Much of the existing research on platforms ignores a crucial feature of the digital economy: core services and digital goods are often offered to consumers for free. This is the case for most apps in Google Play and Apple’s app store, including common third-party apps (e.g., PayPal, Dropbox basic version) and their in-house competitors (e.g., Apple Pay and Google Pay, the basic versions of iCloud and Google Drive). Free access implies that platforms and apps would prefer to pay their users. However, negative prices would likely attract bots and other fake consumers who would not buy (and a fortiori repeat their purchase), respond to ads, or supply useful data. A zero price on the consumer side is not guaranteed, as it hinges on the platform’s ability to monetize the consumer’s data or the other sides of the market – namely, third-party sellers and advertisers.
How does your research help regulators to police the digital landscape?
Our framework provides a first answer to the question of how to enable business users – such as third-party app developers and merchants – to get their “fair share” for their contribution to a digital ecosystem. Our basic model considers a two-sided platform that levies a per-unit access charge on third-party app sales, charges a non-negative access price to consumers, and sells (in the basic version of the model) its own in-house apps in competition with third-party sellers. App developers receive ancillary benefits from attracting a consumer.
One of our main contributions is to show how downward constraints on the pricing of both core services and apps – which we label the “zero lower bounds” –are essential to understanding platforms’ business strategies and desirable policy interventions. These non-negative price constraints generate undesirable outcomes that include, depending on the level of the access charge: undue business-user profits, with the consequent incentive for the platform to engage in “self-preferencing”; and the squeezing of business users.

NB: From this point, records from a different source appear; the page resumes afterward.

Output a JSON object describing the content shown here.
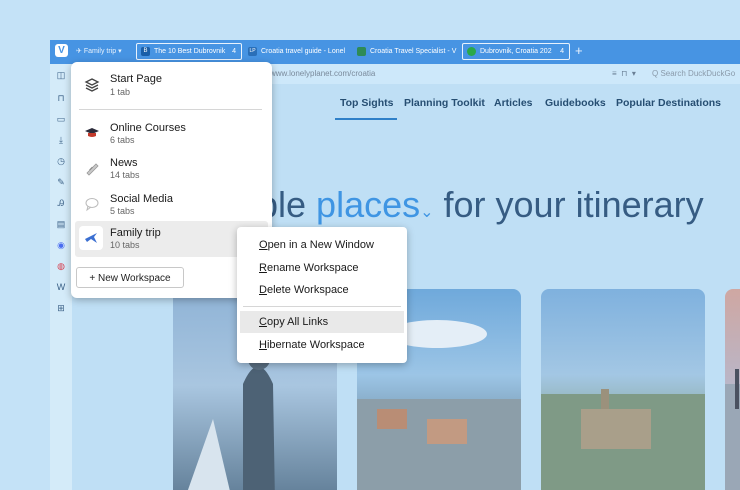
{
  "workspace_indicator": "Family trip",
  "tabs": [
    {
      "title": "The 10 Best Dubrovnik",
      "count": "4",
      "favicon": "B",
      "favicon_color": "#1a5fa8"
    },
    {
      "title": "Croatia travel guide - Lonel",
      "favicon": "LP",
      "favicon_color": "#2a6fb8"
    },
    {
      "title": "Croatia Travel Specialist - V",
      "favicon_color": "#2e8b57"
    },
    {
      "title": "Dubrovnik, Croatia 202",
      "count": "4",
      "favicon_color": "#2aa84a"
    }
  ],
  "new_tab_symbol": "+",
  "address": {
    "url": "www.lonelyplanet.com/croatia",
    "search_placeholder": "Search DuckDuckGo"
  },
  "site_nav": [
    "Top Sights",
    "Planning Toolkit",
    "Articles",
    "Guidebooks",
    "Popular Destinations"
  ],
  "hero": {
    "before": "ple ",
    "highlight": "places",
    "after": " for your itinerary"
  },
  "workspace_menu": {
    "start_page": {
      "title": "Start Page",
      "sub": "1 tab"
    },
    "workspaces": [
      {
        "title": "Online Courses",
        "sub": "6 tabs",
        "icon": "graduation-cap-icon"
      },
      {
        "title": "News",
        "sub": "14 tabs",
        "icon": "newspaper-icon"
      },
      {
        "title": "Social Media",
        "sub": "5 tabs",
        "icon": "chat-bubble-icon"
      },
      {
        "title": "Family trip",
        "sub": "10 tabs",
        "icon": "airplane-icon"
      }
    ],
    "new_workspace": "+ New Workspace"
  },
  "context_menu": {
    "items": [
      {
        "accel": "O",
        "rest": "pen in a New Window"
      },
      {
        "accel": "R",
        "rest": "ename Workspace"
      },
      {
        "accel": "D",
        "rest": "elete Workspace"
      },
      {
        "accel": "C",
        "rest": "opy All Links"
      },
      {
        "accel": "H",
        "rest": "ibernate Workspace"
      }
    ]
  },
  "colors": {
    "accent": "#4794e3",
    "brand_blue": "#3f95e3"
  }
}
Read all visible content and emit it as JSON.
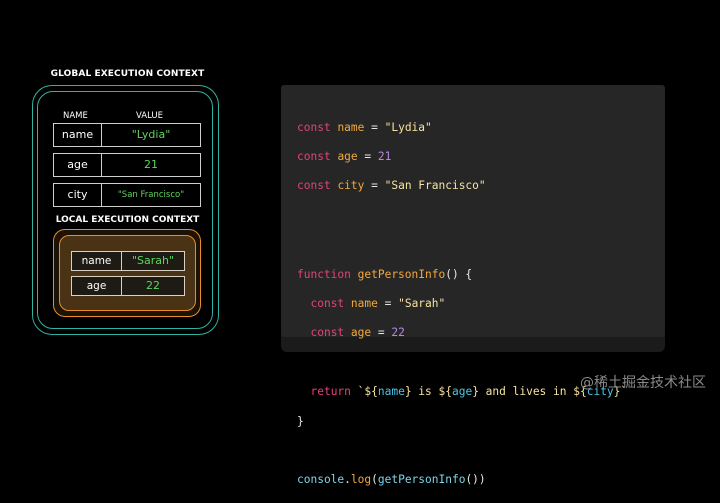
{
  "global": {
    "title": "GLOBAL EXECUTION CONTEXT",
    "col_name": "NAME",
    "col_value": "VALUE",
    "vars": [
      {
        "name": "name",
        "value": "\"Lydia\""
      },
      {
        "name": "age",
        "value": "21"
      },
      {
        "name": "city",
        "value": "\"San Francisco\""
      }
    ]
  },
  "local": {
    "title": "LOCAL EXECUTION CONTEXT",
    "vars": [
      {
        "name": "name",
        "value": "\"Sarah\""
      },
      {
        "name": "age",
        "value": "22"
      }
    ]
  },
  "code": {
    "l1": {
      "kw": "const",
      "var": "name",
      "eq": " = ",
      "val": "\"Lydia\""
    },
    "l2": {
      "kw": "const",
      "var": "age",
      "eq": " = ",
      "val": "21"
    },
    "l3": {
      "kw": "const",
      "var": "city",
      "eq": " = ",
      "val": "\"San Francisco\""
    },
    "l4": {
      "kw": "function",
      "fn": "getPersonInfo",
      "rest": "() {"
    },
    "l5": {
      "kw": "const",
      "var": "name",
      "eq": " = ",
      "val": "\"Sarah\""
    },
    "l6": {
      "kw": "const",
      "var": "age",
      "eq": " = ",
      "val": "22"
    },
    "l7": {
      "kw": "return",
      "t1": "`${",
      "v1": "name",
      "t2": "} is ${",
      "v2": "age",
      "t3": "} and lives in ${",
      "v3": "city",
      "t4": "}`"
    },
    "l8": "}",
    "l9": {
      "obj": "console",
      "dot": ".",
      "fn": "log",
      "p1": "(",
      "call": "getPersonInfo",
      "p2": "())"
    }
  },
  "colors": {
    "global_border": "#2fb3a3",
    "local_border": "#e98d2a",
    "value_green": "#5fd35f",
    "keyword": "#e0427d",
    "variable": "#f2a83b",
    "string": "#f6e3a1",
    "number": "#b586e6"
  },
  "watermark": "@稀土掘金技术社区"
}
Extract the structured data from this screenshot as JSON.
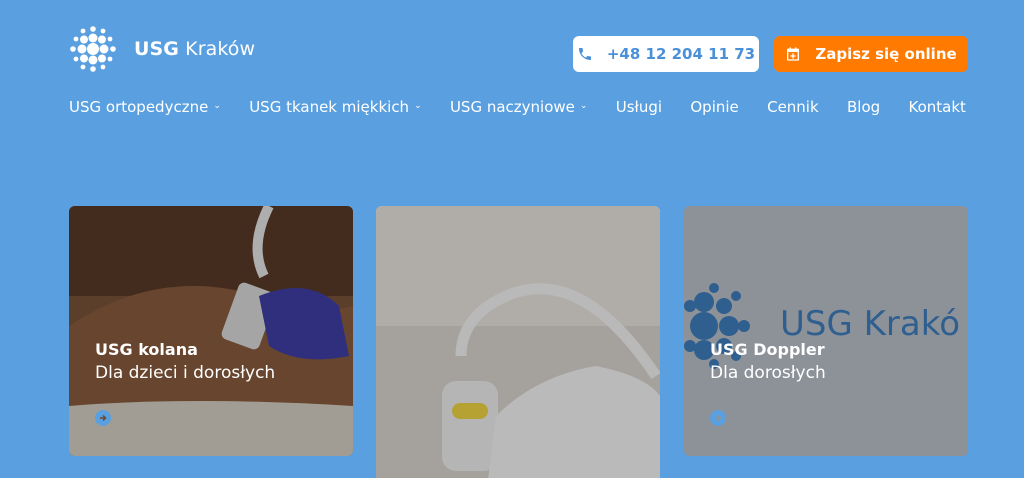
{
  "header": {
    "logo": {
      "brand": "USG",
      "city": "Kraków"
    },
    "phone_label": "+48 12 204 11 73",
    "book_label": "Zapisz się online"
  },
  "nav": {
    "items": [
      {
        "label": "USG ortopedyczne",
        "dropdown": true
      },
      {
        "label": "USG tkanek miękkich",
        "dropdown": true
      },
      {
        "label": "USG naczyniowe",
        "dropdown": true
      },
      {
        "label": "Usługi",
        "dropdown": false
      },
      {
        "label": "Opinie",
        "dropdown": false
      },
      {
        "label": "Cennik",
        "dropdown": false
      },
      {
        "label": "Blog",
        "dropdown": false
      },
      {
        "label": "Kontakt",
        "dropdown": false
      }
    ],
    "dropdown_glyph": "⌄"
  },
  "cards": [
    {
      "title": "USG kolana",
      "subtitle": "Dla dzieci i dorosłych"
    },
    {
      "title": "",
      "subtitle": ""
    },
    {
      "title": "USG Doppler",
      "subtitle": "Dla dorosłych",
      "watermark": "USG Krakó"
    }
  ],
  "colors": {
    "background": "#5aa0e0",
    "accent_orange": "#ff7a00",
    "primary_blue": "#4a90d9"
  },
  "icons": [
    "logo-dots-icon",
    "phone-icon",
    "calendar-plus-icon",
    "arrow-right-circle-icon"
  ]
}
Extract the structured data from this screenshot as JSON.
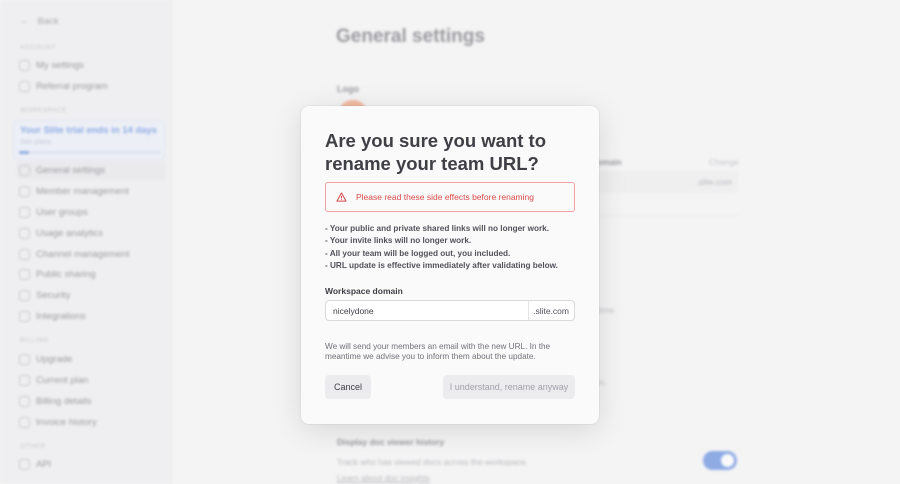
{
  "sidebar": {
    "back_label": "Back",
    "sections": {
      "account": "ACCOUNT",
      "workspace": "WORKSPACE",
      "billing": "BILLING",
      "other": "OTHER"
    },
    "account_items": [
      {
        "label": "My settings",
        "icon": "person-icon"
      },
      {
        "label": "Referral program",
        "icon": "gift-icon"
      }
    ],
    "trial": {
      "title": "Your Slite trial ends in 14 days",
      "subtitle": "See plans",
      "progress_percent": 7
    },
    "workspace_items": [
      {
        "label": "General settings",
        "icon": "gear-icon",
        "active": true
      },
      {
        "label": "Member management",
        "icon": "users-icon"
      },
      {
        "label": "User groups",
        "icon": "group-icon"
      },
      {
        "label": "Usage analytics",
        "icon": "chart-icon"
      },
      {
        "label": "Channel management",
        "icon": "channel-icon"
      },
      {
        "label": "Public sharing",
        "icon": "share-icon"
      },
      {
        "label": "Security",
        "icon": "lock-icon"
      },
      {
        "label": "Integrations",
        "icon": "puzzle-icon"
      }
    ],
    "billing_items": [
      {
        "label": "Upgrade",
        "icon": "upgrade-icon"
      },
      {
        "label": "Current plan",
        "icon": "plan-icon"
      },
      {
        "label": "Billing details",
        "icon": "receipt-icon"
      },
      {
        "label": "Invoice history",
        "icon": "invoice-icon"
      }
    ],
    "other_items": [
      {
        "label": "API",
        "icon": "code-icon"
      }
    ]
  },
  "main": {
    "title": "General settings",
    "logo_label": "Logo",
    "domain_label": "Domain",
    "domain_change": "Change",
    "domain_suffix": ".slite.com",
    "fragment_1": "time.",
    "fragment_2": "is.",
    "doc_viewer": {
      "title": "Display doc viewer history",
      "description": "Track who has viewed docs across the workspace.",
      "link": "Learn about doc insights",
      "enabled": true
    }
  },
  "modal": {
    "title": "Are you sure you want to rename your team URL?",
    "alert_text": "Please read these side effects before renaming",
    "effects": [
      "- Your public and private shared links will no longer work.",
      "- Your invite links will no longer work.",
      "- All your team will be logged out, you included.",
      "- URL update is effective immediately after validating below."
    ],
    "field_label": "Workspace domain",
    "field_value": "nicelydone",
    "field_suffix": ".slite.com",
    "note": "We will send your members an email with the new URL. In the meantime we advise you to inform them about the update.",
    "cancel_label": "Cancel",
    "confirm_label": "I understand, rename anyway"
  },
  "colors": {
    "accent": "#3b6fd8",
    "danger": "#dc4a4a",
    "logo": "#f08a5d"
  }
}
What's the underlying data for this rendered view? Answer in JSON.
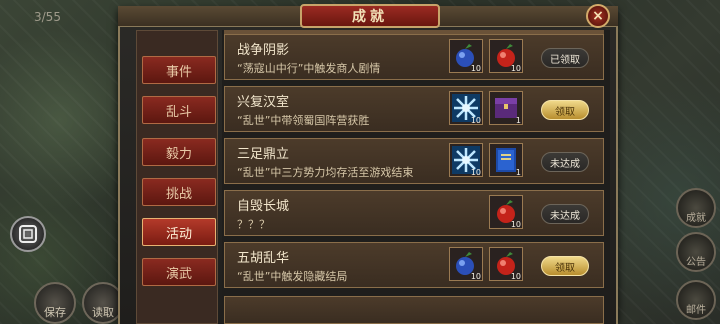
{
  "hud": {
    "page_counter": "3/55",
    "left_bottom_buttons": [
      "保存",
      "读取"
    ],
    "right_buttons": [
      "成就",
      "公告",
      "邮件"
    ]
  },
  "panel": {
    "title": "成就",
    "close": "×"
  },
  "tabs": [
    {
      "label": "事件",
      "active": false
    },
    {
      "label": "乱斗",
      "active": false
    },
    {
      "label": "毅力",
      "active": false
    },
    {
      "label": "挑战",
      "active": false
    },
    {
      "label": "活动",
      "active": true
    },
    {
      "label": "演武",
      "active": false
    }
  ],
  "achievements": [
    {
      "title": "战争阴影",
      "desc": "“荡寇山中行”中触发商人剧情",
      "rewards": [
        {
          "icon": "blue-fruit-icon",
          "count": "10"
        },
        {
          "icon": "red-fruit-icon",
          "count": "10"
        }
      ],
      "status": "已领取"
    },
    {
      "title": "兴复汉室",
      "desc": "“乱世”中带领蜀国阵营获胜",
      "rewards": [
        {
          "icon": "ice-crystal-icon",
          "count": "10"
        },
        {
          "icon": "purple-chest-icon",
          "count": "1"
        }
      ],
      "status": "领取"
    },
    {
      "title": "三足鼎立",
      "desc": "“乱世”中三方势力均存活至游戏结束",
      "rewards": [
        {
          "icon": "ice-crystal-icon",
          "count": "10"
        },
        {
          "icon": "blue-book-icon",
          "count": "1"
        }
      ],
      "status": "未达成"
    },
    {
      "title": "自毁长城",
      "desc": "？？？",
      "rewards": [
        {
          "icon": "red-fruit-icon",
          "count": "10"
        }
      ],
      "status": "未达成"
    },
    {
      "title": "五胡乱华",
      "desc": "“乱世”中触发隐藏结局",
      "rewards": [
        {
          "icon": "blue-fruit-icon",
          "count": "10"
        },
        {
          "icon": "red-fruit-icon",
          "count": "10"
        }
      ],
      "status": "领取"
    }
  ],
  "colors": {
    "tab_red": "#8a2a20",
    "claim_gold": "#f0d98a",
    "frame_gold": "#8a6e4a"
  }
}
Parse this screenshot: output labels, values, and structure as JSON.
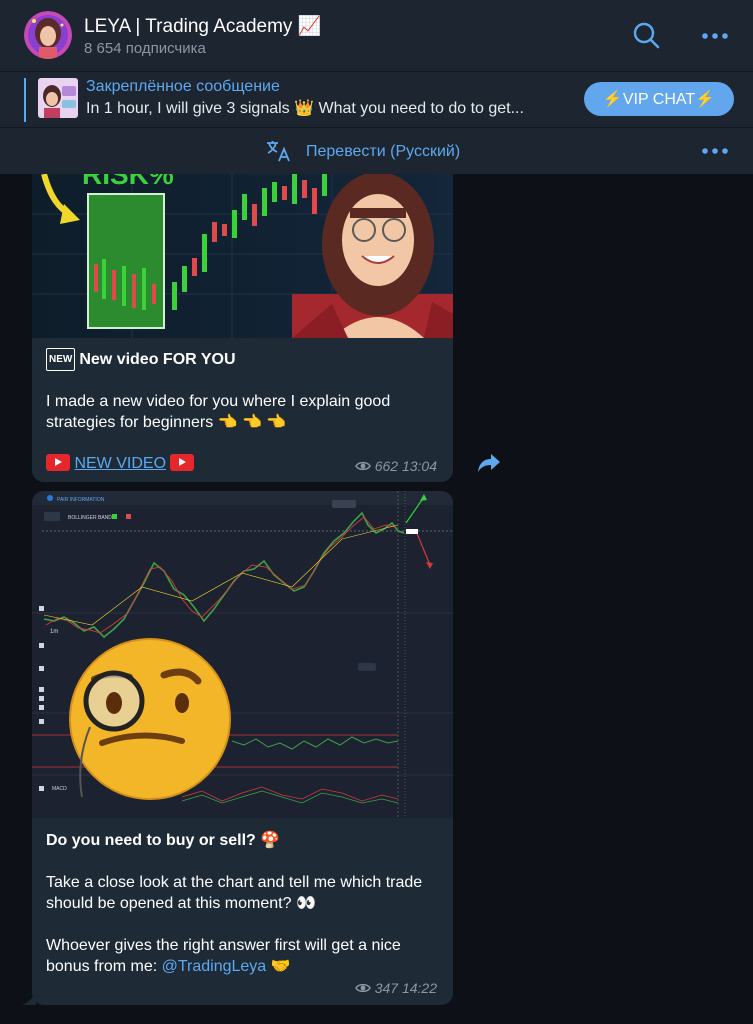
{
  "header": {
    "title": "LEYA | Trading Academy 📈",
    "subscribers": "8 654 подписчика"
  },
  "pinned": {
    "title": "Закреплённое сообщение",
    "text": "In 1 hour, I will give 3 signals 👑  What you need to do to get...",
    "vip_button": "⚡️VIP CHAT⚡️"
  },
  "translate": {
    "label": "Перевести (Русский)"
  },
  "messages": [
    {
      "title": "New video FOR YOU",
      "new_badge": "NEW",
      "image_text": "RISK%",
      "body": "I made a new video for you where I explain good strategies for beginners 👈 👈 👈",
      "link_text": "NEW VIDEO",
      "views": "662",
      "time": "13:04"
    },
    {
      "title": "Do you need to buy or sell? 🍄",
      "body1": "Take a close look at the chart and tell me which trade should be opened at this moment? 👀",
      "body2_prefix": "Whoever gives the right answer first will get a nice bonus from me: ",
      "mention": "@TradingLeya",
      "body2_suffix": " 🤝",
      "views": "347",
      "time": "14:22",
      "chart_labels": {
        "pair": "PAIR INFORMATION",
        "indicator": "BOLLINGER BANDS",
        "macd": "MACD",
        "timeframe": "1m"
      }
    }
  ],
  "colors": {
    "accent": "#5ea8f0",
    "bubble": "#1e2a36",
    "header": "#1c2530",
    "background": "#0d1117"
  }
}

Overall, we demonstrate the need for overseeing the terms and conditions offered by platforms to business users. While we welcome the DMA and other regulatory efforts, the specific recommendations remain insufficiently clear. We show that leaving platforms free to implement their preferred access policies creates unfair access conditions. The zero lower bounds also prevent platform competition from solving this gatekeeping problem. Platform competition for single-homing consumers is too unfriendly to business users, and app-store competition under consumer multi-homing is too favorable to business users.
Our second main insight is to show that the optimal access charge is equal to the ancillary benefit obtained by the apps when acquiring a customer. By discouraging denial of access, this level provides app developers with a fair return and a proper incentive to innovate.
What are the next steps for research in this area?
Our theoretical benchmark needs to be matched with the development of an empirical methodology to measure the relevant data. This remains as difficult as it is essential. We do examine some of the relevant considerations, comparing regulatory schemes that aim to elicit the value of ancillary benefits from the industry. But more work is necessary to tame the gatekeeping platforms while encouraging them to continue offering innovative services.